### COVERT: Configurable Virtual Redundancy with Transparent Availability on Commodity Software

#### Overview

Scaling integrated circuit technology into the deep submicron regime is expected to increase both soft and hard error rates significantly [1]. Therefore, providing high availability in the presence of relatively unreliable components is likely to become an increasingly important requirement for a diverse set of systems, including general-purpose commodity systems. Traditionally, high availability systems have used specialized hardware and software that cater to a small subset of the application domain like banking and mission critical applications. For example, the HP NonStop system [2] uses a combination of enhanced commodity hardware and specialized system software to create and manage the synchronization of redundant processes.

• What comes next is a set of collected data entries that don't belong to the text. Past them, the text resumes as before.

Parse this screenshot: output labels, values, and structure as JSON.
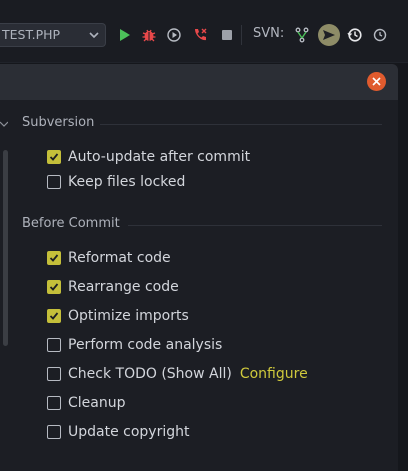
{
  "toolbar": {
    "run_config": "TEST.PHP",
    "svn_label": "SVN:",
    "icons": [
      "chevron-down-icon",
      "run-icon",
      "debug-icon",
      "run-with-coverage-icon",
      "phone-hangup-icon",
      "stop-icon",
      "svn-branch-icon",
      "svn-commit-icon",
      "history-icon",
      "revert-icon"
    ]
  },
  "dialog": {
    "close_icon": "close-icon",
    "accent": "#c4bf3a",
    "subversion": {
      "title": "Subversion",
      "options": [
        {
          "label": "Auto-update after commit",
          "checked": true,
          "mnemonic": ""
        },
        {
          "label": "Keep files locked",
          "checked": false,
          "mnemonic": "K"
        }
      ]
    },
    "before_commit": {
      "title": "Before Commit",
      "options": [
        {
          "label": "Reformat code",
          "checked": true
        },
        {
          "label": "Rearrange code",
          "checked": true
        },
        {
          "label": "Optimize imports",
          "checked": true
        },
        {
          "label": "Perform code analysis",
          "checked": false
        },
        {
          "label": "Check TODO (Show All)",
          "checked": false,
          "link": "Configure"
        },
        {
          "label": "Cleanup",
          "checked": false
        },
        {
          "label": "Update copyright",
          "checked": false
        }
      ]
    }
  }
}
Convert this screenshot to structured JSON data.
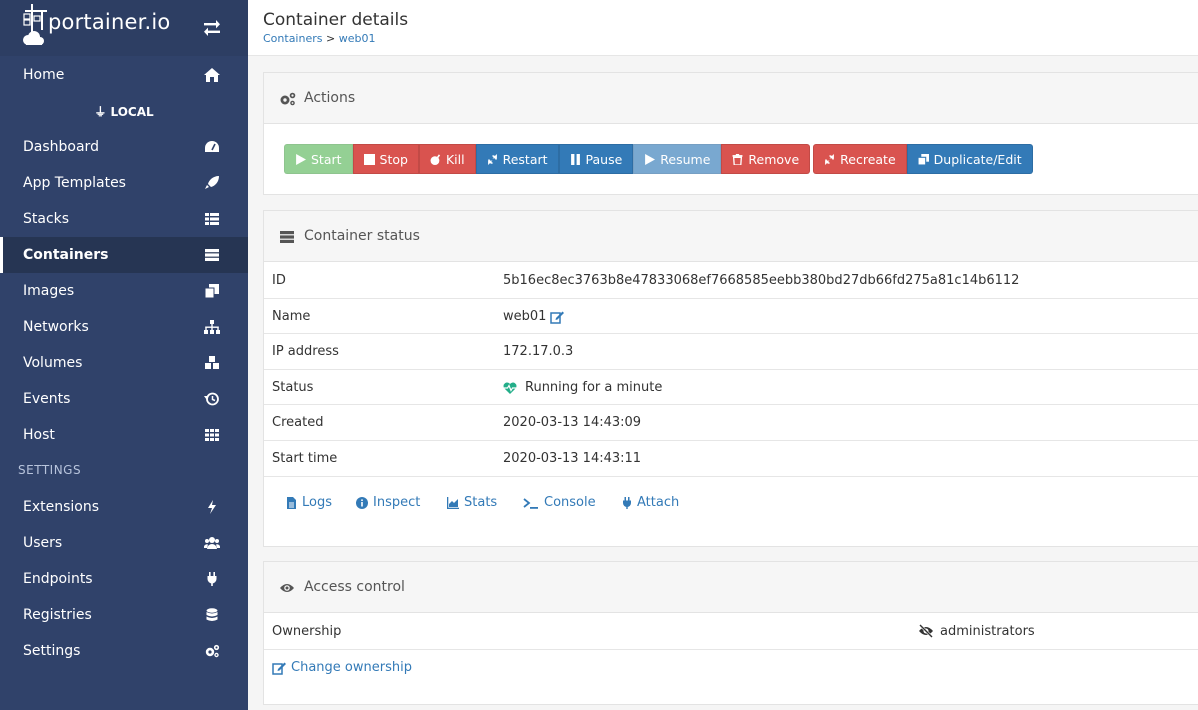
{
  "brand": {
    "name": "portainer.io"
  },
  "sidebar": {
    "home": "Home",
    "endpoint": "LOCAL",
    "items": [
      {
        "label": "Dashboard",
        "icon": "tachometer-icon"
      },
      {
        "label": "App Templates",
        "icon": "rocket-icon"
      },
      {
        "label": "Stacks",
        "icon": "th-list-icon"
      },
      {
        "label": "Containers",
        "icon": "server-icon"
      },
      {
        "label": "Images",
        "icon": "clone-icon"
      },
      {
        "label": "Networks",
        "icon": "sitemap-icon"
      },
      {
        "label": "Volumes",
        "icon": "cubes-icon"
      },
      {
        "label": "Events",
        "icon": "history-icon"
      },
      {
        "label": "Host",
        "icon": "th-icon"
      }
    ],
    "settings_heading": "SETTINGS",
    "settings_items": [
      {
        "label": "Extensions",
        "icon": "bolt-icon"
      },
      {
        "label": "Users",
        "icon": "users-icon"
      },
      {
        "label": "Endpoints",
        "icon": "plug-icon"
      },
      {
        "label": "Registries",
        "icon": "database-icon"
      },
      {
        "label": "Settings",
        "icon": "cogs-icon"
      }
    ],
    "active": "Containers"
  },
  "header": {
    "title": "Container details",
    "breadcrumb": {
      "parent": "Containers",
      "separator": ">",
      "current": "web01"
    }
  },
  "actions": {
    "title": "Actions",
    "buttons": {
      "start": "Start",
      "stop": "Stop",
      "kill": "Kill",
      "restart": "Restart",
      "pause": "Pause",
      "resume": "Resume",
      "remove": "Remove",
      "recreate": "Recreate",
      "duplicate": "Duplicate/Edit"
    }
  },
  "status": {
    "title": "Container status",
    "rows": [
      {
        "key": "ID",
        "value": "5b16ec8ec3763b8e47833068ef7668585eebb380bd27db66fd275a81c14b6112"
      },
      {
        "key": "Name",
        "value": "web01"
      },
      {
        "key": "IP address",
        "value": "172.17.0.3"
      },
      {
        "key": "Status",
        "value": "Running for a minute"
      },
      {
        "key": "Created",
        "value": "2020-03-13 14:43:09"
      },
      {
        "key": "Start time",
        "value": "2020-03-13 14:43:11"
      }
    ],
    "links": {
      "logs": "Logs",
      "inspect": "Inspect",
      "stats": "Stats",
      "console": "Console",
      "attach": "Attach"
    }
  },
  "access": {
    "title": "Access control",
    "ownership_label": "Ownership",
    "ownership_value": "administrators",
    "change_link": "Change ownership"
  },
  "colors": {
    "sidebar": "#30426a",
    "primary": "#337ab7",
    "danger": "#d9534f",
    "success": "#5cb85c",
    "status_running": "#23ae89"
  }
}
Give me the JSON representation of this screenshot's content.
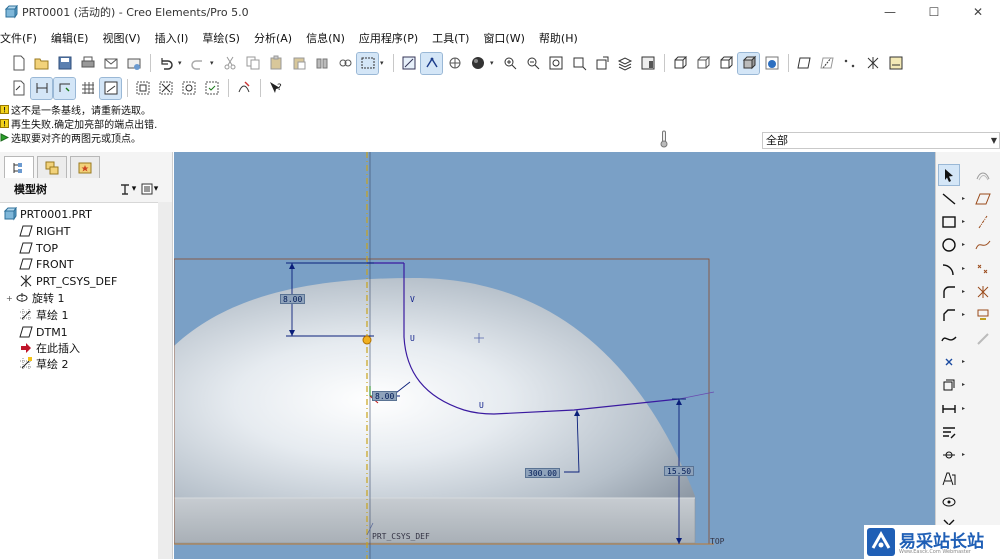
{
  "window": {
    "title": "PRT0001 (活动的) - Creo Elements/Pro 5.0",
    "controls": [
      "—",
      "☐",
      "✕"
    ]
  },
  "menu": {
    "items": [
      "文件(F)",
      "编辑(E)",
      "视图(V)",
      "插入(I)",
      "草绘(S)",
      "分析(A)",
      "信息(N)",
      "应用程序(P)",
      "工具(T)",
      "窗口(W)",
      "帮助(H)"
    ]
  },
  "messages": [
    {
      "icon": "warning-icon",
      "text": "这不是一条基线，请重新选取。"
    },
    {
      "icon": "warning-icon",
      "text": "再生失败.确定加亮部的端点出错."
    },
    {
      "icon": "prompt-arrow-icon",
      "text": "选取要对齐的两图元或顶点。"
    }
  ],
  "filter": {
    "selected": "全部"
  },
  "model_tree": {
    "header": "模型树",
    "items": [
      {
        "label": "PRT0001.PRT",
        "icon": "part-icon",
        "level": 0
      },
      {
        "label": "RIGHT",
        "icon": "datum-plane-icon",
        "level": 1
      },
      {
        "label": "TOP",
        "icon": "datum-plane-icon",
        "level": 1
      },
      {
        "label": "FRONT",
        "icon": "datum-plane-icon",
        "level": 1
      },
      {
        "label": "PRT_CSYS_DEF",
        "icon": "csys-icon",
        "level": 1
      },
      {
        "label": "旋转 1",
        "icon": "revolve-icon",
        "level": 1,
        "expandable": true
      },
      {
        "label": "草绘 1",
        "icon": "sketch-icon",
        "level": 1
      },
      {
        "label": "DTM1",
        "icon": "datum-plane-icon",
        "level": 1
      },
      {
        "label": "在此插入",
        "icon": "insert-here-icon",
        "level": 1
      },
      {
        "label": "草绘 2",
        "icon": "sketch-active-icon",
        "level": 1
      }
    ]
  },
  "sketch": {
    "dimensions": {
      "vertical_offset": "8.00",
      "fillet_radius": "8.00",
      "horizontal": "300.00",
      "height": "15.50"
    },
    "constraint_labels": {
      "v": "V",
      "u1": "U",
      "u2": "U"
    },
    "csys_label": "PRT_CSYS_DEF",
    "top_label": "TOP"
  },
  "watermark": {
    "text": "易采站长站",
    "sub": "Www.Easck.Com  Webmaster"
  },
  "colors": {
    "canvas_bg": "#7aa0c6",
    "sketch_line": "#2a2ab0",
    "dimension": "#0a1f7a",
    "datum": "#b08000"
  }
}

The IBM zSeries systems [3] and Stratus [4] use custom designed hardware, system software, and firmware to provide high availability.

Custom designed hardware and/or software is not a viable solution for the cost-competitive commodity market. Both commodity hardware and software are resistant to significant changes, particularly if they affect the performance in non-fault tolerant configurations. Systems that use specialized system software are restricted by their ability to run only applications written for a particular OS, e.g, the NonStop kernel [1] and VOS [3]. In this poster, we present a technique for enabling the use of "off the shelf" general purpose software in high availability systems running on general purpose Chip Multiprocessors (CMPs).

We propose enhancing a virtual machine monitor (VMM) to enable it to perform the same functions as a specialized high availability operating system, e.g. NonStop, with no changes to any commodity software, including the OS, runtime software, and application software. We call this solution "COVERT" – <u>Configurable Virtual Redundancy with Transparent Availability</u>. The COVERT software manages the creation, synchronization and output comparison (at I/O level similar to NonStop OS) of redundant threads and performs recovery in the event of a failure (Fig. 1(a)). The VMM approach used by COVERT provides transparent high availability to all conventional software – legacy, current, and future. The software is aided by configurable hardware that can provide fault isolation to the redundant threads [5].

The VMM creates a redundant replica by cloning a guest virtual machine that needs high availability. Then, it uses a state machine based approach to synchronize the duplicate VMs. The VMM needs to ensure that all inputs to both copies are identical and are delivered to the VMs at an identical state. Given that the two VMs are identical and the inputs are identical, their outputs should be identical, except for the occurrence of a hardware error, which can be detected by comparing the outputs. A significant design issue is maintaining identical inputs. We classify all the inputs to the VMs as deterministic or non-deterministic. The deterministic inputs can be passed directly to the guest VMs. However, the non-deterministic inputs must be coordinated by COVERT to appear identical to the duplicated VMs. COVERT is also responsible for creating checkpoints and output comparison to detect hardware errors. The poster will present a detailed design of COVERT software. We have evaluated the feasibility of the proposed design with an analytical model (Fig. 1(b)). Based on this model, we show that overheads for several compute intensive and I/O intensive benchmarks can be restricted to less than 20% (Fig. 1(c)).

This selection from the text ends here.